Robert Oboussier. Contributions à propos d’un opus réduit au silence/Beiträge zu einem verschwiegenen Opus, ed. par Ramon Bischoff, 208 p., Fr. 45.00, edition clandestin, Bienne 2025, ISBN 978-3-907262-72-6
Enregistrement d’œuvres de Robert Oboussier
Sorti parallèlement, un CD du label Musiques suisses propose plusieurs compositions d’Oboussier qui n’avaient jamais encore été gravées sur disque – il est vrai que sa discographie reste fort mince, même si des enregistrements anciens ont récemment été ressortis (la dramatique et émouvante cantate Antigone ou le concerto pour violon). On retrouve Tomas Bächli, cette fois-ci comme interprète de l’intégrale des pièces pour piano qui nous sont parvenues, à savoir une Fantaisie de 1948, dédiée au grand interprète Géza Anda, qui varie un thème dodécaphonique, et l’étonnant cycle des 25 abréviations (1938), miniatures qui ne durent en moyenne que 30 secondes (moitié moins pour les plus courtes et 50 secondes pour les plus longues), gestes inachevés et denses, donnant l’impression d’un index thématique et nous laissant imaginer comment chaque pièce pourrait continuer. Certains de ces fragments sont également présentés dans une version arrangée par Christian Wernicke pour ensemble de mandolines.

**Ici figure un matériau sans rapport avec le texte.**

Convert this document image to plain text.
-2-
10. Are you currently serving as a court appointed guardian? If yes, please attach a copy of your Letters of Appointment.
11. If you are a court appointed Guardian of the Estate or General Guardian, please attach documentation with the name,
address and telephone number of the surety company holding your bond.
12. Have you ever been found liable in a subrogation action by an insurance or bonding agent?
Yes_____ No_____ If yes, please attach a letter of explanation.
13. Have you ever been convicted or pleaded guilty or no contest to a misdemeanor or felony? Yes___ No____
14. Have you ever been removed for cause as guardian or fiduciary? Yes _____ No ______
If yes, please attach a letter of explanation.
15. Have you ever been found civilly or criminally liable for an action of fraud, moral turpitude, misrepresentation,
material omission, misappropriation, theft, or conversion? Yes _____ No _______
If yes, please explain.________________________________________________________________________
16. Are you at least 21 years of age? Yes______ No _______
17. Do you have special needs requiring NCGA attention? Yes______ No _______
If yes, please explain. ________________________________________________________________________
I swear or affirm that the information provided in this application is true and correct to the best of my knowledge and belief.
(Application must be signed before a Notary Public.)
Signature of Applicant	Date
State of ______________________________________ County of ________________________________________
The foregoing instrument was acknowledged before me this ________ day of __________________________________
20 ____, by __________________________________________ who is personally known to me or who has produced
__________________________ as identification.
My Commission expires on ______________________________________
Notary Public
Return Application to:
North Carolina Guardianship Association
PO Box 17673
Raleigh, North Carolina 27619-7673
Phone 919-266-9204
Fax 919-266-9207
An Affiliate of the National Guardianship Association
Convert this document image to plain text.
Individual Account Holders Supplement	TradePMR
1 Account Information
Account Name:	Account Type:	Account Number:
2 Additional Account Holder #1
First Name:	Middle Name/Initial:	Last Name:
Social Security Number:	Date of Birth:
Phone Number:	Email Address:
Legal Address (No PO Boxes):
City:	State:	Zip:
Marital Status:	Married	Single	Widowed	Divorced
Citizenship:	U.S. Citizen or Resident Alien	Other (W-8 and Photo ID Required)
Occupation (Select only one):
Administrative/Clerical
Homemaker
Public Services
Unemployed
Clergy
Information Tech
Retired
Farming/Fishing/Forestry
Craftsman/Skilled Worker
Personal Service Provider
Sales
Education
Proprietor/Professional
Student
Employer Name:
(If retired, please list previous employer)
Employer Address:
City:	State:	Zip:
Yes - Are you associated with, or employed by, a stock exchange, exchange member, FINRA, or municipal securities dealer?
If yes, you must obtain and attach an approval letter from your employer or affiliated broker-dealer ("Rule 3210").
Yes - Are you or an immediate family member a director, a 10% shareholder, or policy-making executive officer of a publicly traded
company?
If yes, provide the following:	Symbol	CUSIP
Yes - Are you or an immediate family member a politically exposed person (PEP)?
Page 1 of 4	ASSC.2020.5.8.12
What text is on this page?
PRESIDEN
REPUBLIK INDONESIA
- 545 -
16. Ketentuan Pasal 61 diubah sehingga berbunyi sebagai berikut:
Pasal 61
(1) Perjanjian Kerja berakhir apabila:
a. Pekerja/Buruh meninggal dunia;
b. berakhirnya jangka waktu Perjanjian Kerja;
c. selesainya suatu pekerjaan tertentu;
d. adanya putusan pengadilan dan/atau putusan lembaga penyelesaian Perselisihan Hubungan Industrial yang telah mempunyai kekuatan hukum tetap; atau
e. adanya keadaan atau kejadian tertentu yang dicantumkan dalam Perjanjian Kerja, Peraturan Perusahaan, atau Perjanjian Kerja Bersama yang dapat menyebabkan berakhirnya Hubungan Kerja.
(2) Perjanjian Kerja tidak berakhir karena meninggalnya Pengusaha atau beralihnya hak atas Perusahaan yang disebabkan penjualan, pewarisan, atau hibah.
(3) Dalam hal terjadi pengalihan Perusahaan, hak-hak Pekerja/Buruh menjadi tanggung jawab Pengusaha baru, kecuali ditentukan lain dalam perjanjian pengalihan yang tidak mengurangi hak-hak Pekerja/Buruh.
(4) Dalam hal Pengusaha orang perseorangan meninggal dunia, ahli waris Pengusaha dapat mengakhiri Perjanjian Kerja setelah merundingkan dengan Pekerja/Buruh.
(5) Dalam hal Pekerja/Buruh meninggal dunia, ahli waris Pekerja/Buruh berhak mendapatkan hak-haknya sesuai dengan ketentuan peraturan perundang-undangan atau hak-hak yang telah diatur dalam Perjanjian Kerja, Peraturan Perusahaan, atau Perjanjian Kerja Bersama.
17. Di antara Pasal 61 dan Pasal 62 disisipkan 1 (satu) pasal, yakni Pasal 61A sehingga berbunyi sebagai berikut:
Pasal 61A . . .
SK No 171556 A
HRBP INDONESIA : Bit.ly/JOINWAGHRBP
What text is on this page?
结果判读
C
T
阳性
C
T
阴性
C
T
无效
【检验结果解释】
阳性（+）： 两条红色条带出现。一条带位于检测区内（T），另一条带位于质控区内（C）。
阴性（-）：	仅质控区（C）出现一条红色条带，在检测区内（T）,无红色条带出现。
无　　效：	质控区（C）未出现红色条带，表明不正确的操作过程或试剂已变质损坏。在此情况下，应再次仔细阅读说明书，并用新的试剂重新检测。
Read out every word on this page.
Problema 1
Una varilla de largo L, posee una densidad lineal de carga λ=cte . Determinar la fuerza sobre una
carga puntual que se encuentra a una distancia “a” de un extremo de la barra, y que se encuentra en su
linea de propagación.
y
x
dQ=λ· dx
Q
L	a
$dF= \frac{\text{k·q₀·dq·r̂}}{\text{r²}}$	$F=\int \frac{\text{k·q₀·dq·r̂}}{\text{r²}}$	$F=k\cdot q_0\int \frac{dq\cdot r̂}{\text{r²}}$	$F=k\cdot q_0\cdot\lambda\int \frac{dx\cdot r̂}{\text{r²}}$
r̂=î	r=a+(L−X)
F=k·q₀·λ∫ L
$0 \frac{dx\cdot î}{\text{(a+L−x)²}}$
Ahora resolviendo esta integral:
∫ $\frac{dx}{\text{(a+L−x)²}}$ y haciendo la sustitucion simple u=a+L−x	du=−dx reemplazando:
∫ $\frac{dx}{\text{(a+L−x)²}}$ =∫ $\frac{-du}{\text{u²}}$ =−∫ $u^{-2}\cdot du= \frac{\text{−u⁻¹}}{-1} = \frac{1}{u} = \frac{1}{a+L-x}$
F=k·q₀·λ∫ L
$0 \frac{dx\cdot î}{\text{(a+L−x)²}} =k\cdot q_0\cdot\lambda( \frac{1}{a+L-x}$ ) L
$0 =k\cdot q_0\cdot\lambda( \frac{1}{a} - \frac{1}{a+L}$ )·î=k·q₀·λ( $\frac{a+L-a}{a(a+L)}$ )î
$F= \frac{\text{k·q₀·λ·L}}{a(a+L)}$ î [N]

La musique de chambre est représentée par la néoclassique Sonata brevis pour violon et piano, œuvre de jeunesse qui fait se succéder trois courts mouvements, dont une fugue centrale, par la douce et très sensible Sonatine pour deux violons et piano, qui se ressent de l’influence de la musique française, tout comme le gracieux diptyque Pavane et Gaillarde pour flûte et piano, commande du Concours international d’exécution musicale de Genève de 1948 (dont le premier prix fut Aurèle Nicolet), dans lequel alternent une sensuelle mélodie sinueuse et un mouvement plus volontaire. Autre commande du concours genevois, la joviale Entrada de 1943, destinée aux candidats trompettistes, demande des sauts de registre redoutables dans la partie expressive centrale. Plus intéressant, l’Introitus composé deux ans plus tard pour orchestre à cordes, commande de Paul Sacher pour son Collegium Musicum de Zurich, mélange, comme souvent chez Oboussier, atonalité et éléments tonaux, réexpositions thématiques et variations libres, successions d’accords et passages polyphoniques. Les différents interprètes de ce disque défendent ces œuvres avec conviction, faisant heureusement sortir ce répertoire de l’oubli, en attendant, nous l’espérons, d’autres enregistrements (sa postromantique Trauermusik pour orchestre ou ses lieder, par exemple).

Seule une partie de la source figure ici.